Le président afghan Hamid Karzaï a exposé lundi à la conseillère à la Sécurité nationale du président Barack Obama, Susan Rice, ses conditions à la signature d'un traité de sécurité entre les deux pays, qu'il persiste à vouloir repousser, malgré l'impatience de Washington.

Mme Rice, qui effectue en Afghanistan une visite de quelques jours prévue de longue date, a été reçue par le président afghan dans la soirée, à Kaboul, à la demande de ce dernier, selon le Conseil de sécurité nationale (NSC) de la Maison-Blanche.

Lors de leur entretien, M. Karzaï a présenté à Mme Rice les garanties qu'il souhaite obtenir des États-Unis avant de signer un traité bilatéral de sécurité (BSA) que les deux pays négocient laborieusement depuis des mois.

Ce accord doit définir les modalités d'une présence militaire américaine en Afghanistan après le départ des 75 000 soldats de l'Otan, fin 2014, qui fait craindre une flambée de violences dans le pays, en partie contrôlé par les talibans.

M. Karzaï a indiqué à Mme Rice que «la fin des opérations militaires des forces étrangères dans les maisons afghanes, le lancement d'un processus de paix (avec les talibans) et l'organisation d'élections transparentes étaient les conditions» préalables à la signature du traité, selon la présidence afghane.

Les tentatives de pourparlers de paix avec les rebelles, auxquelles ont pris part les États-Unis, n'ont pour l'instant débouché sur aucun résultat concret.

Selon un communiqué de l'éxécutif américain publié lundi à Washington, Mme Rice a prévenu M. Karzaï qu'il n'était «pas viable» de retarder la signature de l'accord.

Mme Rice «a répété que sans signature rapide, les États-Unis n'auraient pas d'autre choix que de commencer à prévoir un après-2014 où les troupes américaines ou de l'OTAN ne seraient plus présentes en Afghanistan», selon le communiqué.
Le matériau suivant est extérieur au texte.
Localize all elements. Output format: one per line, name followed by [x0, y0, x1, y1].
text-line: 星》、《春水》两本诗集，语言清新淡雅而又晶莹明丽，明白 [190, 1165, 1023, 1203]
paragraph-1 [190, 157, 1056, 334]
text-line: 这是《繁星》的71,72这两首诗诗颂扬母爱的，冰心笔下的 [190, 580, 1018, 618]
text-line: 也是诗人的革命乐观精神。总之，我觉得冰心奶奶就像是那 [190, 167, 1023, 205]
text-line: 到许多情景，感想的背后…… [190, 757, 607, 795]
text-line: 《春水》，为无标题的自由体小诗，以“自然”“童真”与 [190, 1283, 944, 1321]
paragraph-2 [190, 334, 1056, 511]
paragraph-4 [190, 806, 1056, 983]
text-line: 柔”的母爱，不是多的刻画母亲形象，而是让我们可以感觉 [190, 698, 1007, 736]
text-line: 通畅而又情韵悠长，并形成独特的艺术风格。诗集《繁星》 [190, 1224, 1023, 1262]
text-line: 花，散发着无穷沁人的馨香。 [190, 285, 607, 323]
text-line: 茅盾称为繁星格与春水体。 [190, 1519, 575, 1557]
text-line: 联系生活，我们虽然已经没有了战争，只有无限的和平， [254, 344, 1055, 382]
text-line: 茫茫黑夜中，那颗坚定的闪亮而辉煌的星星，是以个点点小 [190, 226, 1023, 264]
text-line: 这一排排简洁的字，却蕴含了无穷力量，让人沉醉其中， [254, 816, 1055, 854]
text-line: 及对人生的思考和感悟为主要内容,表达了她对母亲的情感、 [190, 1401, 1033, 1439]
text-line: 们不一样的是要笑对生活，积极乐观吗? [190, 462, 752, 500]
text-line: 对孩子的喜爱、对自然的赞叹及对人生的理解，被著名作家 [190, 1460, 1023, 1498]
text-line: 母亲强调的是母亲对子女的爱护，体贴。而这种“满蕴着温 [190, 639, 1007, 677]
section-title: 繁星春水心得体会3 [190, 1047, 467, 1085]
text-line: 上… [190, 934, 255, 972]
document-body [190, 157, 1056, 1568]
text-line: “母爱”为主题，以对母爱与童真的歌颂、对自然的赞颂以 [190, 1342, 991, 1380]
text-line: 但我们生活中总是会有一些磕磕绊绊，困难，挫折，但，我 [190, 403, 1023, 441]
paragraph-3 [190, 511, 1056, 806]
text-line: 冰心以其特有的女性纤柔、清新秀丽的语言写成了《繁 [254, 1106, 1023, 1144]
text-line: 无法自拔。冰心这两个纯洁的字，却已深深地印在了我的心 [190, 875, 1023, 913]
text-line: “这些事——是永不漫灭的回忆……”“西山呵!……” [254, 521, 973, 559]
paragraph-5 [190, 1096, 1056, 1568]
Garder un moyen de pression sur Washington

Jeudi, à l'ouverture de la Loya Jirga, grande assemblée traditionnelle afghane, le président Karzaï avait provoqué la surprise en annonçant que le BSA ne serait promulgué qu'après l'élection présidentielle du 5 avril prochain, à laquelle il ne peut participer, la Constitution lui interdisant de briguer un troisième mandat.

La Jirga a ensuite approuvé dimanche cet accord, tout en demandant, en vain, à M. Karzaï de reconsidérer sa décision sur sa date de promulgation.

Selon la Maison-Blanche, Mme Rice a signifié à M. Karzaï que «les États-Unis saluaient l'approbation écrasante» du BSA par la Loya Jirga et qu'ils étaient «prêts à le signer dans les prochains jours».

La perspective d'un délai exaspère Washington, qui a fait savoir qu'un retard supplémentaire n'était «pas envisageable».

Lundi, les États-Unis ont renchéri sur ce thème, en soulignant que ces tergiversations risquaient de mettre en péril les préparatifs nécessaires au maintien de soldats américains en Afghanistan.

Attendre la présidentielle d'avril est «intenable et irréaliste», a déclaré le colonel Steve Warren, un porte-parole du Pentagone.

«Nous voulons que (le traité) soit signé. Le gouvernement américain le souhaite, le peuple afghan le souhaite, alors M. Karzaï se doit de le signer», a-t-il dit.

Washington avait indiqué la semaine dernière que les deux pays s'étaient mis d'accord sur les «termes» du BSA. Mais le président afghan ne semble visiblement pas entièrement convaincu: dimanche, lors de son discours de clôture de la Jirga, il a fait savoir qu'il souhaitait «continuer à négocier».

En repoussant la signature du BSA, le président pourrait chercher à garder le plus longtemps possible un moyen de pression sur Washington, avance Kate Clark, du Réseau des analystes sur l'Afghanistan (AAN).

«Dans son esprit, c'est la seule manière d'empêcher les Américains de piétiner la souveraineté afghane», écrivait-elle dimanche dans une analyse publiée en ligne.

La signature ou non du BSA pourrait être lourde de conséquences en Afghanistan, en proie à une insurrection des talibans que douze ans de guerre et la puissante machine militaire de l'Otan n'ont pas réussi à mater.

Farouchement hostiles au maintien de troupes étrangères, les rebelles islamistes ont condamné «fermement» l'approbation du traité par la Loya Jirga.